Abstract

This paper considers the contemporary problematics surrounding the identification of persons with land which is one of the central features of Pacific societies. The movements of people and conflicts of control over land and other resources in the context of emergent capitalism have produced these problematics. A local contrast is drawn between the Western and Southern Highlands Provinces in Papua New Guinea in terms of two historical moments: transformations of land into exchange and transformations of exchange into land. These represent different historical responses to capitalist expansion in the ‘coffee-tea belt’ of the Western Highlands and the ‘oil-gas belt’ of the Southern Highlands.

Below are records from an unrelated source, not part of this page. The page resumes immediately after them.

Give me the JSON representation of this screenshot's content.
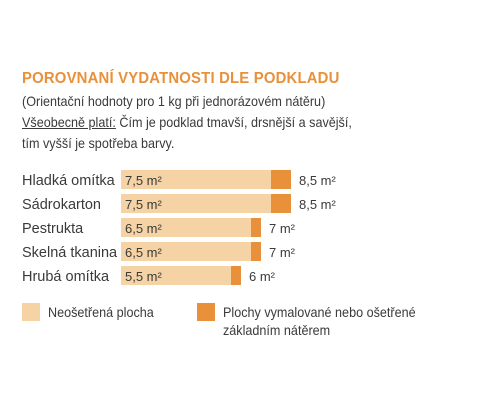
{
  "header": {
    "title": "POROVNANÍ VYDATNOSTI DLE PODKLADU",
    "subtitle": "(Orientační hodnoty pro 1 kg při jednorázovém nátěru)",
    "note_label": "Všeobecně platí:",
    "note_text": " Čím je podklad tmavší, drsnější a savější,",
    "note_text_2": "tím vyšší je spotřeba barvy."
  },
  "colors": {
    "untreated": "#f5d3a5",
    "treated": "#e8913a",
    "title": "#e8913a",
    "text": "#3a3a3a"
  },
  "chart_data": {
    "type": "bar",
    "orientation": "horizontal",
    "stacked": true,
    "categories": [
      "Hladká omítka",
      "Sádrokarton",
      "Pestrukta",
      "Skelná tkanina",
      "Hrubá omítka"
    ],
    "series": [
      {
        "name": "Neošetřená plocha",
        "values": [
          7.5,
          7.5,
          6.5,
          6.5,
          5.5
        ],
        "labels": [
          "7,5 m²",
          "7,5 m²",
          "6,5 m²",
          "6,5 m²",
          "5,5 m²"
        ]
      },
      {
        "name": "Plochy vymalované nebo ošetřené základním nátěrem",
        "values": [
          8.5,
          8.5,
          7,
          7,
          6
        ],
        "labels": [
          "8,5 m²",
          "8,5 m²",
          "7 m²",
          "7 m²",
          "6 m²"
        ]
      }
    ],
    "grid": false,
    "legend_position": "bottom"
  },
  "legend": {
    "untreated_label": "Neošetřená plocha",
    "treated_label_1": "Plochy vymalované nebo ošetřené",
    "treated_label_2": "základním nátěrem"
  }
}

The response of the Western Highlanders to their predicaments, couched in terms of Christian ideas, is depicted, and a general suggestion is made that we need a stream of problem-oriented studies focusing on the contradictions between ‘practice’ and ‘custom‘ in issues over land in the Pacific, as argued recently also by Anthony Hooper and Gerard Ward; on the changing meanings attributed to money and wealth; and on attempts by people to reassert their local senses of identity, while accommodating themselves to and using the frameworks or the language of outside forces, whether national or global. A new wave of ethnographic writing is needed to encompass the analysis of contemporary complexities of life in Papua New Guinea and elsewhere in the Pacific and of the prevalent symbolism of the millennium or ‘end times’.